Category: New Releases, Reviews, Scotch whisky Tags: 28 Comments

March 1st, 2010

Review of two value bourbons: Old Crow Reserve and Evan Williams

John Hansell

On Friday, I received a review bottle of the new Old Crow “Reserve” with a press release that states it is intended to compete with Evan Williams. So, I procured a bottle of Evan Williams (on sale for $8.99 right now here in Pennsylvania) and compared the two.

You wanted me to review value whiskeys. I’m delivering.

Old Crow Reserve, 4 year old, 43%, $12
A new “upgrade” from the standard Old Crow, which is only three years old. Soft aroma of sweet corn, candy corn, vanilla and light caramel. Similar follow through on the palate—predominently sweet, with more corn, vanilla, and light caramel.

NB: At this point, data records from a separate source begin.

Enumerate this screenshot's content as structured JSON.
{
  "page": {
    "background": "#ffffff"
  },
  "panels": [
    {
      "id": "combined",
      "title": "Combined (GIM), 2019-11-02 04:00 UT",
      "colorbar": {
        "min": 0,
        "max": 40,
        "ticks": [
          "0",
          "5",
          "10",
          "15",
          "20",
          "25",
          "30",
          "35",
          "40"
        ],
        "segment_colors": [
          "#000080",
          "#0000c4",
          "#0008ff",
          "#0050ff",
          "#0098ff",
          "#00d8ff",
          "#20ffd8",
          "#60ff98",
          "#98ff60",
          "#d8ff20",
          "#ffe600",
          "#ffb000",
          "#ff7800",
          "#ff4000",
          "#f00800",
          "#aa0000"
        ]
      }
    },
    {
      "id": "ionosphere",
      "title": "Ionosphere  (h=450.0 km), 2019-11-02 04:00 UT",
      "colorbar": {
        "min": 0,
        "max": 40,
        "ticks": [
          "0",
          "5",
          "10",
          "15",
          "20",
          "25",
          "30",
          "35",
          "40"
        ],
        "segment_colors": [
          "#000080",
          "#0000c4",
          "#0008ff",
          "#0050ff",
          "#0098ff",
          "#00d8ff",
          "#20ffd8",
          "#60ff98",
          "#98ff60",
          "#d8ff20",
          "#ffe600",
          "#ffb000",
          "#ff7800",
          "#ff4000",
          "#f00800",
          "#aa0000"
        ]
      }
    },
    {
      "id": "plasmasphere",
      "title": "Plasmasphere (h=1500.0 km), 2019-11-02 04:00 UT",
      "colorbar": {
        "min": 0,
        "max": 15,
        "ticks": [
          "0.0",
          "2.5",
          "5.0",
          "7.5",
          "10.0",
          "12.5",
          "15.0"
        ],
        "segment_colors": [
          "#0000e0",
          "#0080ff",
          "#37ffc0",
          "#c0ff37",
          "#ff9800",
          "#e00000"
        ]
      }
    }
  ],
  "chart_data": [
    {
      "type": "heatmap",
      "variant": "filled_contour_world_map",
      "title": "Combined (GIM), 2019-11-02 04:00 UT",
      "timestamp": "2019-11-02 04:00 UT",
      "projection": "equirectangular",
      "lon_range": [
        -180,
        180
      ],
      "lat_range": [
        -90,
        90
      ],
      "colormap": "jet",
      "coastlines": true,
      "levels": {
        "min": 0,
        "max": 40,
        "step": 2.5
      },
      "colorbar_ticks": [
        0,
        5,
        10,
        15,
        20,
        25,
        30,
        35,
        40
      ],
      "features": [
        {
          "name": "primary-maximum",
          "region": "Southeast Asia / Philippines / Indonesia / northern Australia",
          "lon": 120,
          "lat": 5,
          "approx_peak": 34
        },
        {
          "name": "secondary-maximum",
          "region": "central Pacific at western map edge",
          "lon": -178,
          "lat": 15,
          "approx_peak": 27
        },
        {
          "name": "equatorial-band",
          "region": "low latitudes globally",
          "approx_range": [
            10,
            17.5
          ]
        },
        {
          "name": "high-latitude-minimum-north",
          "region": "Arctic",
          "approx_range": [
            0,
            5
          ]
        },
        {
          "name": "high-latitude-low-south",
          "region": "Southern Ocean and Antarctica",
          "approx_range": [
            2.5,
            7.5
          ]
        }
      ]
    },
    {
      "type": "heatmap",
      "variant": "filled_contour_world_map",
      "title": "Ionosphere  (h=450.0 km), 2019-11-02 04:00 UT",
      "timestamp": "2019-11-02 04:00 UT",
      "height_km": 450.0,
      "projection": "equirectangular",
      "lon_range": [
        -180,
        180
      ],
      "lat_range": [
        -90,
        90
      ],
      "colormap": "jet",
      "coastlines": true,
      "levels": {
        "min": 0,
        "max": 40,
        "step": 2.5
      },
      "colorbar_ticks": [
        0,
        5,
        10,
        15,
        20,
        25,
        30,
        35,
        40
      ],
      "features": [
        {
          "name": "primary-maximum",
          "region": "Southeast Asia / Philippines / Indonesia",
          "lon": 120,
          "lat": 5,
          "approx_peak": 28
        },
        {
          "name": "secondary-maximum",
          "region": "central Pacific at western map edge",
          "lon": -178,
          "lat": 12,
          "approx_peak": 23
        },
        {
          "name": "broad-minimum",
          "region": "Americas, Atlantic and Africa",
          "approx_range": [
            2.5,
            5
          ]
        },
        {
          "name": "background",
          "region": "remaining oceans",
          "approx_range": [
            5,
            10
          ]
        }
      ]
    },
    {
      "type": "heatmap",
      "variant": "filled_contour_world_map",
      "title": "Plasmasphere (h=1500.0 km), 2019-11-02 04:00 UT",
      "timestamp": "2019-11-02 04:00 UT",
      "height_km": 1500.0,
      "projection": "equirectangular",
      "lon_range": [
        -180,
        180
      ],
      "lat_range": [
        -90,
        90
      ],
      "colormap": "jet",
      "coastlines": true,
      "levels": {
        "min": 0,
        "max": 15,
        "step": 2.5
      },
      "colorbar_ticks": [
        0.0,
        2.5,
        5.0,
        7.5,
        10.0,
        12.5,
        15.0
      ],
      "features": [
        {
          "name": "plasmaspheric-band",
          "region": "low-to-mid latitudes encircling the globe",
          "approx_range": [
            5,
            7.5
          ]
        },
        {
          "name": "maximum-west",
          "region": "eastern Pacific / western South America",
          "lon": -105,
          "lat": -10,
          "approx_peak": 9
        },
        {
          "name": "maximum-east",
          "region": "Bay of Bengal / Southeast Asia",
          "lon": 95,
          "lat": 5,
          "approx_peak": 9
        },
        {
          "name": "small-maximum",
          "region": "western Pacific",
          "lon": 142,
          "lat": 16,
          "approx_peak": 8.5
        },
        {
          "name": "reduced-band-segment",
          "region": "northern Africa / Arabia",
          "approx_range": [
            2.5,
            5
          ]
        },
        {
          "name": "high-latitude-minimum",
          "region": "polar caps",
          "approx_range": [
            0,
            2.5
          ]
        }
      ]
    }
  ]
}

It finishes sweet (too sweet, actually), a bit grainy, and slightly hot. 

Advanced Malt Advocate magazine rating: 75

If this brand is meant to compete with Evan Williams, then this four year old should be the standard “Old Crow” and the Reserve expression should be more like five or six years old, because the standard Evan Williams bottling (with no age statement) reviewed  below is clearly superior to Old Crow Reserve. Old Crow Reserve is too sweet and lacks oak notes for balance and complexity. It’s acceptable enough as a mixing bourbon or perhaps on the rocks, but I wouldn’t drink this neat or with water.

——————–

And now, the Evan Williams Review:

Evan Williams, 43%, $12
Nice balance of honeyed vanilla, caramel, soft oak and a hint of summer fruits and creamy coconut on both the nose and palate. Soft, lightly dried spice notes emerge on a pleasant, albiet brief, finish. Economically priced to use as a mixer or on the rocks, but also high enough quality to enjoy neat or with a splash of water.  A highly versatile bourbon.

Advanced Malt Advocate magazine rating: 81

Bottom line here: If you’re looking for a versatile,  inexpensive bourbon to have on hand, Evan Williams is a good choice.

P.S. I shared these two bourbons with a few very experienced bourbon drinkers over the weekend (some of them WDJK readers), and our feelings were unanimous.

Category: Bourbon, New Releases, Reviews Tags: , 36 Comments

February 26th, 2010

New bourbon: Old Crow Reserve

John Hansell

Here in Eastern Pennsylvania we got a lot of snow. (Again!) I just finished shoveling and snow blowing, and I getting in the mood for a whiskey. But what to start with this evening?

Problem solved! The folks at Beam Global just sent me a review bottle of the brand spanking new Old Crow Reserve, so this whiskey is first up this evening. And soon!

Freddie Noe tells me in a video that it’s four years old (the regular Old Crow is three) and will sell for $10-12, competing with the likes of Evan Williams. In the video, he’s drinking his on the rocks, but I’m going to have mine neat if you don’t mind, Freddie.

Formal review to follow soon. Have a great weekend everyone!